The Cure for Obamacare

If you are concerned about Obamacare. If you are concerned about the future of our nation. If you want a book, that if everyone in the United States read it, would gurarantee the resolution of  our economic problems, then you need to read Money, Greed, and God: Why Capitalism Is the Solution and Not the Problem, by Jay Richards.

Money, Greed, and God: Why Capitalism Is the Solution and Not the ProblemRichard's book is tonic for the discouraged economic soul. Delightfully well written, entertaining, and easy to follow, Richards argues for the power of unfettered capitalism. In his conclusion the author writes, "If I've conveyed anything in the previous pages, I hope it's the oft-neglected truth that the creation of wealth has as much to do with spirit as with matter" (pg 209).

Richards makes this point in many hard hitting ways. For example, our problem is not diminishing natural resources, it is fettered mental and spiritual resources. Our problem is not the rich getting so at the expense of the poor. It never works that way. The problem is an underclass in American culture denied the tools or desires to get ahead by an overweening governmental bureaucracy.

Wealth is not material. True wealth is a byproduct of spiritutal, moral, and social liberation. That best of this liberation takes place when men and women amplify personal wealth by meeting the legitimate needs of others.

By contrast, socialism is the enemy of wealth, freedom, and prosperity. It doesn't liberate the poor. It oppresses them. By stealing from the rich and giving to the poor Socialism inevitably kills the Goose that lays the golden egg. It is not a win-win proposition. It is not even a win-lose proposition. Ultimately, it is a lose-lose proposition.

Richards organizes his book around eight myths about capitalism.

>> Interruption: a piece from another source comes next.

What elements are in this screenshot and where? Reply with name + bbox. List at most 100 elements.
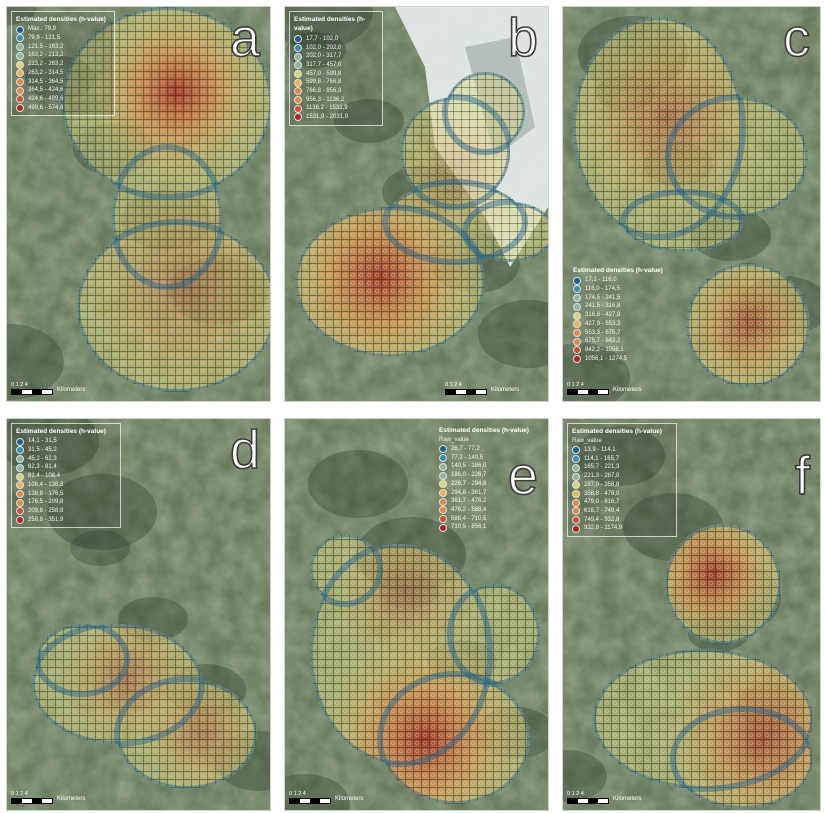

My favorites are the myth that free trade requires a winner and a loser, the myth that the essence of capitalism is greed (Greed actually destroys capitalism), and the myth that working with money is inherently immoral.

Richards closes with an insightful observation about the Environmental Movement. "In a recent documentary, Greenpeace founder Patrick Moore said that by the mid-1980s, environmentalists had succeeeded in their primary goals. So the activists got more extreme. Then, with the end of the Cold War, many left-wing activists joined the environmental movement without changing their philosophy. Environmentalism then became, as Moore put it, the "new guise for anit-capitalism'" (pg 196).

Buy this book, read it, and get all of your liberal friends to read it. Economic freedom and political freedom cannot be separated. They are joined at the hip.